Was ist der Unterschied zwischen einem Lekorat und einem Korrektorat?
Studenten werden überhäuft mit Angeboten für Lektorate und Korrektorate für ihre wissenschaftlichen Arbeiten. Vielen ist der Unterschied zwischen den beiden Angeboten jedoch nicht geläufig, was sicherlich auch daran liegt, dass die Begriffe oft von Laien benutzt und in ihrem Sinn vertauscht werden. Dabei ist die Unterscheidung für Studierende in jeglicher Hinsicht wichtig – sowohl in preislicher als auch in nutzenorientierter Hinsicht.
Was ist ein Lektorat?
Das Lektorat richtet sich an Studierende, die sich in ihrem Schreib- und Arbeitsstil noch nicht sicher sind und Hilfe dabei brauchen, eine zusammenhängende und stilistisch korrekte Arbeit zu erstellen. Beim Lektorat wird zunächst der gesamte logische Aufbau der Arbeit eingeschätzt, sodass Korrekturvorschläge erstellt werden können.

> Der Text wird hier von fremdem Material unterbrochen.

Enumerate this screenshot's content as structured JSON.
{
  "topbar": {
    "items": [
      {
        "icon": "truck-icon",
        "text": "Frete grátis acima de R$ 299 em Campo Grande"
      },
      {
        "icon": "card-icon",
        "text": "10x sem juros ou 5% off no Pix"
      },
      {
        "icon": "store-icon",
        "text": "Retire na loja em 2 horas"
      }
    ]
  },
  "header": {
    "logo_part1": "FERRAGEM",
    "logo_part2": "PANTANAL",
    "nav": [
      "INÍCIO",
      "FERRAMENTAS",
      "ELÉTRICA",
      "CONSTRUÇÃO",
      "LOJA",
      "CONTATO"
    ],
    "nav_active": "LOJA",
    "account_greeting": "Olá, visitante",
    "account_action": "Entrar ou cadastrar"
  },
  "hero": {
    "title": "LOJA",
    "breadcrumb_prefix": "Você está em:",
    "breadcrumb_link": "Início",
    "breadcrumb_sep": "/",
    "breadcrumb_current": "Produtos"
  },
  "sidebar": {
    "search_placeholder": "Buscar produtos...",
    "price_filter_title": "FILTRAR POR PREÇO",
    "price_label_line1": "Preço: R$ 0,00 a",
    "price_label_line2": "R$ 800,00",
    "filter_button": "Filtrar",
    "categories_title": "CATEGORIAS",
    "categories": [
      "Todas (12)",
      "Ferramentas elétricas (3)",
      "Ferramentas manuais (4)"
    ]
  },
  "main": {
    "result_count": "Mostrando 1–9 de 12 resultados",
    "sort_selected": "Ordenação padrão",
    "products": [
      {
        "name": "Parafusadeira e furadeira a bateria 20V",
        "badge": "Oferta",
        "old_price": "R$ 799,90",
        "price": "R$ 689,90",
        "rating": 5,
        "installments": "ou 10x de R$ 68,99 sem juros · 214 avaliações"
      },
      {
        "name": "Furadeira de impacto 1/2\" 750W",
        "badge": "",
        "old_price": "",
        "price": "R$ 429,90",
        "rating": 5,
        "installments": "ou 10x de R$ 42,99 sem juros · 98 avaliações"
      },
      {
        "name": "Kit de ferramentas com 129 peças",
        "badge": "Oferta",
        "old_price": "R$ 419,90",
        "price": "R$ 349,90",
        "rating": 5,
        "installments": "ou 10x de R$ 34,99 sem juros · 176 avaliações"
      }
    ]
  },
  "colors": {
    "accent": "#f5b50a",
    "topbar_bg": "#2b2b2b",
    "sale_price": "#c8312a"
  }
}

Damit liegen ihr bereits ein logisches Inhaltsverzeichnis sowie ein sinnvoller, gut strukturierter Aufbau zugrunde. Anschließend wird auf stilistische Fehler im Textteil der Arbeit selbst eingegangen, denn eine gut ausgefeilte Sprache bleibt oftmals hinter den wissenschaftlichen Anforderungen an den Text zurück. Im letzten Schritt erfolgt der Feinschliff der Arbeit: Sie wird hinsichtlich der Rechtschreibung, Grammatik und der Zeichensetzung korrigiert. Das Endergebnis ist eine durchdachte, logisch aufgebaute und orthografisch einwandfreie Arbeit. Preislich liegt das Lektorat allerdings etwas höher als das Korrektorat, da es deutlich mehr Aufwand erfordert.
Was ist ein Korrektorat?
Korrektorate richten sich an Studierende, die sich in Bezug auf ihren Schreib- und Arbeitsstil sicher sind und lediglich noch Schwierigkeiten mit komplizierten Wörtern oder einigen Satzzeichen haben. Im Rahmen des Korrektorates wird ausschließlich auf die Orthografie der Arbeit eingegangen, logischer Aufbau und andere Eigenschaften bleiben von der Arbeit des Korrektors unberührt. Das Korrektorat liefert eine schreiberisch korrekte Arbeit, in der der Leser keine rein textlich bedingten Fehler mehr finden wird und sich voll und ganz auf den Inhalt konzentrieren kann. Ein guter Korrektor sollte allerdings nicht nur stumpf die Rechtschreib- und Zeichenfehler korrigieren, sondern auch auf grobe stilistische Ungereimtheiten achten und bei diesen Verbesserungsvorschläge anbringen. Korrektorate sind günstiger als Lektorate, da dabei weniger Arbeit anfällt und sie in der Regel schneller erledigt werden kann.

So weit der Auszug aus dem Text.